We have isolated and sequenced two cDNAs of sizes 2674 and 677 bp from a cDNA library derived from MKT-1, a lymphoblastoid cell line transformed and latently infected with Marek's disease virus (MDV) using probes corresponding to the right-hand end of the BamHI-I2 fragment of the MDV genome. The larger cDNA clone represents an abundant transcript, which extends from the right-hand end of BamHI-I2 to the adjacent BamHI-Q2 and BamHI-L fragments of the MDV genome and contains the Meq (MDV Eco-Q) open reading frame. The smaller cDNA clone represents a spliced transcript containing the putative DNA binding domain of Meq as well as sequences in the BamHI-L region.
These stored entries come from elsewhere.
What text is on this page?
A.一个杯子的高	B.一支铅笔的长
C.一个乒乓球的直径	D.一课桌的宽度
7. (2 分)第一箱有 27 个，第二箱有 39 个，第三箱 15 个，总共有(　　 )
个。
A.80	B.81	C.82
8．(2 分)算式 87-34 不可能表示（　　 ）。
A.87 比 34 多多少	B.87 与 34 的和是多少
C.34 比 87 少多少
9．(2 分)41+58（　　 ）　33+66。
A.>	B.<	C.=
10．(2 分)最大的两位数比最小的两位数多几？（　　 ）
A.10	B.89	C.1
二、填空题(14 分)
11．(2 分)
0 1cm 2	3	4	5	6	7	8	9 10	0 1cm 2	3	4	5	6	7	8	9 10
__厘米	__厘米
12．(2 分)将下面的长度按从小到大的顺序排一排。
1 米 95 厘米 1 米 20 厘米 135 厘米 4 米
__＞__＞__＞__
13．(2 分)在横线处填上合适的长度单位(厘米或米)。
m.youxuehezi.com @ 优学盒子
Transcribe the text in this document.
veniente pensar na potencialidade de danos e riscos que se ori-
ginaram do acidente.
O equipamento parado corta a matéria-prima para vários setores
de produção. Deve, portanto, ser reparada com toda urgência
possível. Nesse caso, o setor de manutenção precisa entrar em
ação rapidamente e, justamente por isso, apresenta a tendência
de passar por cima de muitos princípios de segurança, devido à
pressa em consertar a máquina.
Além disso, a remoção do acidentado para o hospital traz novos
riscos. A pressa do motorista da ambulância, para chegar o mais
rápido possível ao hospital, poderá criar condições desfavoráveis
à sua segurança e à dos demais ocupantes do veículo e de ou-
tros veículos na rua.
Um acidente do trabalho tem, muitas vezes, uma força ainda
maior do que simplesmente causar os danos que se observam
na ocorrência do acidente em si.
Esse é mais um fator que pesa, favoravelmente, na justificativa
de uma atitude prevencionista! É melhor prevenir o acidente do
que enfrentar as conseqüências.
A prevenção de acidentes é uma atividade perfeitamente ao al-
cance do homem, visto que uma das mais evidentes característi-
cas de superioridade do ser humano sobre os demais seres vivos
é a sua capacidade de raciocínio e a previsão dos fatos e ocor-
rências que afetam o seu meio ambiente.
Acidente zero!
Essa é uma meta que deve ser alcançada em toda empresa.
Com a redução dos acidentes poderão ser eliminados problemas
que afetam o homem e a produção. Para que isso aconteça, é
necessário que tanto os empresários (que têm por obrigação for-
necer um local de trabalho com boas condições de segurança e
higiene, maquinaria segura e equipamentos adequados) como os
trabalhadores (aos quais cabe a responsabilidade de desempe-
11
We prepared a polyclonal antibody against part of the protein sequence of Meq and detected a 44-kDa protein in MKT-1 cells and in cells lytically infected with MDV. In addition, riboprobes corresponding to sequences specific to each cDNA as well as shared sequences between cDNAs detected a number of transcripts in cells either lytically or latently infected with MDV. Our results indicate that the Meq transcriptional unit extends to the BamHI-L fragment and that the transcripts mapping to the right-hand end of the BamHI-I2 and adjacent BamHI-Q2 and BamHI-L fragments are not preferentially expressed during latency.